Thanks for the heads up. I just pulled the trigger on a box of 10 (plus my usual annual order of Upmann Magnum 46s).


----------



## Cigar Noob (May 22, 2011)

This is the worst news my pocket has heard in a while. The Partagas Short is one of my top smokes, and I have been itching to explore the brand further. Looks like I have my next selection already decided. It's ramen this week... DADDY NEEDS SOME PARTAGAS!


----------



## usrower321 (Mar 27, 2011)

Cigar Noob said:


> This is the worst news my pocket has heard in a while. The Partagas Short is one of my top smokes, and I have been itching to explore the brand further. Looks like I have my next selection already decided. It's ramen this week... DADDY NEEDS SOME PARTAGAS!


Haha Jonathan maybe you should check this out

http://www.cigarforums.net/forums/vb/general-cigar-discussion/304560-please-think-ahead-use-budget.html


----------



## TonyBrooklyn (Jan 28, 2010)

Hey its only money enjoy life its way to short!
Besides whats wrong with Ramen.
Food for me personally was always the last on the list.
My top 5
Cigars
Cars
Women
Booze
Good food


----------



## usrower321 (Mar 27, 2011)

TonyBrooklyn said:


> Hey its only money enjoy life its way to short!
> Besides whats wrong with Ramen.
> Food for me personally was always the last on the list.
> My top 5
> ...


I know Tony I was just messing with Jonathan. I had some Ramen yesterday actually haha. Cigars go above going out to eat for me and I buy beer and have people over instead of going out to the bars and waiting 10 minutes just to get an overpriced weak drink. Saves a heck of a lot of money.


----------



## apollyon9515 (Apr 10, 2009)

TonyBrooklyn said:


> Hey its only money enjoy life its way to short!
> Besides whats wrong with Ramen.
> Food for me personally was always the last on the list.
> My top 5
> ...


This is such a true statement its not even funny, I was talking to a co worker the other day and telling them that i spent 90% of my extra money on two things..... cigars and beer hah, a week later i showed him a 900$ order i had made on come CCs 

I like to think of cigars as a investment(makes the spending easier i suppose) I can either smoke them or sell them for what i paid for them if i have to.


----------



## doomXsaloon (Jul 25, 2011)

Just pulled the trigger on a box of 10!!! First CC purchase! First box purchase! Thanks again, Tony!


----------



## TonyBrooklyn (Jan 28, 2010)

Pleasure my brother!
Your gonna like them a lot i am sure of it!


----------



## flyinillini75 (Jun 7, 2007)

After reading your reviews and marketing on these I have decided I need to purchase some as well. Thanks for the information on these great smokes.


----------



## Blackham (Mar 26, 2010)

Totally agree with you Tony. The PSD 4 has always been a great smoke, consistent, great aging potential, and everytime you smoke one from the box you'd notice it's maturing. I'm on my 3rd last stick in the box now , thanks for reminding me to get more


----------



## TonyBrooklyn (Jan 28, 2010)

My pleasure my brother!
Thanks for picking tonight's cigar!


----------



## tpharkman (Feb 20, 2010)

SEP 2011s were looking good and smelling great when I opened the box this afternoon...late gift from Santa Castro.


----------



## usrower321 (Mar 27, 2011)

tpharkman said:


> SEP 2011s were looking good and smelling great when I opened the box this afternoon...late gift from Santa Castro.

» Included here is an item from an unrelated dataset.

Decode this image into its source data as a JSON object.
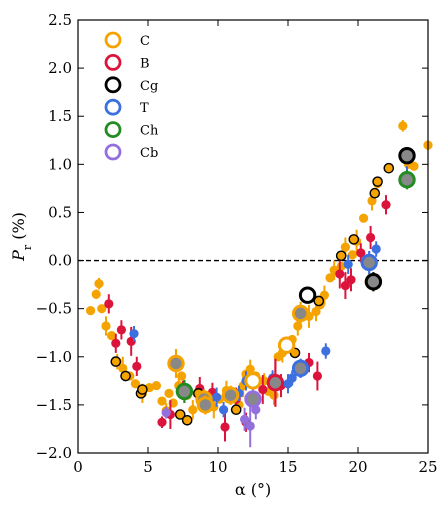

Haha I just got my box in yesterday. Same deal on the september 11 box. I wish it were warmer so I could smoke one now, but it looks like I'll be putting them to sleep for a long time after their freeze


----------



## Mr_mich (Sep 2, 2010)

Glad to hear the good news, i have a box on the way, and am very excited!


----------



## TonyBrooklyn (Jan 28, 2010)

Glad you guys all got in on them you won't be disappointed!


----------